The present shapes our study of the past, so archaeologists have typically made prehistory a tale of strong men hunting and farming the fields, while relatively weak women hang around the house doing less physically taxing labor. Except: Old bones tell a different story.
Bio-archaeologists at Cambridge University in the UK did what no one thought to do before. Instead of comparing old female bones to old male bones, they tested the strength of prehistoric women living in Central Europe as far back as 7,400 years ago—against female athletes today. The results, published in the journal Science Advances on Nov. 29, reveal that ladies of yore were even stronger than, for example, the elite female rowers on today’s Cambridge University rowing team.
Bone is a living tissue that changes based on activity, so bio-archaeologist Alison Macintosh and her team knew they could test the physical impact and strain on old bones—called loading—to get a sense of what women did and how much force they exerted. While men’s and women’s prehistoric bone-loading have been compared before, the effect of loading is more visible in men’s bones, so comparing the genders doesn’t tell us much. Macintosh figured that comparing the archaeological material to living women’s bones would provide more meaningful data, which could reveal the relative strength of ladies back in the day.
The research team tested 300 living women, including runners, rowers, soccer players, and less athletic members of the Cambridge student population, comparing their upper- and lower-body bones’ loading with the archaeological materials. Prehistoric women’s bone loads show that they were nearly 30% stronger than postmodern women not involved in athletics. The Neolithic women (between 7,400 and 7,000 years ago) analyzed in the study had similar leg-bone strength to rowers now, but their arm bones were 11%-16% stronger for their size compared with the athletes. Meanwhile, Bronze Age women (between 4,300 and 3,500 years ago), had 9%-13% stronger arm bones than the rowers, but 12% weaker leg bones.
The researchers believe this exceptional arm strength came from tilling and planting fields manually, plus grinding grain for hours a day. “We can’t say specifically what behaviours were causing the bone loading we found,” Macintosh says. “However, a major activity in early agriculture was converting grain into flour, and this was likely performed by women.”
Subsistence farming involved—indeed, still involves—manually planting, tilling, and harvesting all crops.
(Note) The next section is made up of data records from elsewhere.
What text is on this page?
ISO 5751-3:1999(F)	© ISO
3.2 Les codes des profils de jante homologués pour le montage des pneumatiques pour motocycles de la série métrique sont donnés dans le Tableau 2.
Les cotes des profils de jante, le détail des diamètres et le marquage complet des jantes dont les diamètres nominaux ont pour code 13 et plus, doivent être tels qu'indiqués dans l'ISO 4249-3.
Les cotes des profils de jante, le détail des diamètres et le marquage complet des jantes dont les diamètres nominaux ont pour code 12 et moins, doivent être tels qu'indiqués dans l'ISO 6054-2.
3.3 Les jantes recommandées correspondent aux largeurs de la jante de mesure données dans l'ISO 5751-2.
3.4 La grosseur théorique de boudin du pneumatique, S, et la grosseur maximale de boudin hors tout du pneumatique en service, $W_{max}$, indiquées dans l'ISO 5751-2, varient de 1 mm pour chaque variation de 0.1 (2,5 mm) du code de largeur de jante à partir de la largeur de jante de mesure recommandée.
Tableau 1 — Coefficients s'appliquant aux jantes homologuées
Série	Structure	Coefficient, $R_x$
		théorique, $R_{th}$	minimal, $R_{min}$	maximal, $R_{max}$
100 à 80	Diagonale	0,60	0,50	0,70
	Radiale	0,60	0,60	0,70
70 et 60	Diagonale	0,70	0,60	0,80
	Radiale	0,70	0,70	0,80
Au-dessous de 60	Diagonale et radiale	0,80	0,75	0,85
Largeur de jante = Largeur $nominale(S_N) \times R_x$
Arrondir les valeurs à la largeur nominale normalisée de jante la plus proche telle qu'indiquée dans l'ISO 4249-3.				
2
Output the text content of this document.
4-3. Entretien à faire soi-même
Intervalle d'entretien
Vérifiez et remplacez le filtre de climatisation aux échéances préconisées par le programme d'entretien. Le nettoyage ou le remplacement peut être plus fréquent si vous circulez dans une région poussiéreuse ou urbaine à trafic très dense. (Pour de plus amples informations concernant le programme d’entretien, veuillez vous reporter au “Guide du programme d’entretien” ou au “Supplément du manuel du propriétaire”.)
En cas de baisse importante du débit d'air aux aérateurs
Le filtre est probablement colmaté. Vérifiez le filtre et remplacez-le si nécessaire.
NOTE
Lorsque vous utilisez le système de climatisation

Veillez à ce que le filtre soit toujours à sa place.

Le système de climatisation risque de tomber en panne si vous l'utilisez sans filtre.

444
Macintosh posits that women were probably also fetching food and water for domestic livestock, processing milk and meat, and converting hides and wool into textiles. ”The variation in bone loading found in prehistoric women suggests that a wide range of behaviors were occurring during early agriculture,” she says. In fact, the wide variety of women’s labor may be why it’s so difficult to identify signatures of any one specific behavior from their bones, according to the study.
Too bad those old bones can’t be matched in a race against the Cambridge Boat Club or a modern athletic titan, like tennis champion Serena Williams. Though the prehistoric women were surely not involved in sports, it seems they could easily trounce the best of us.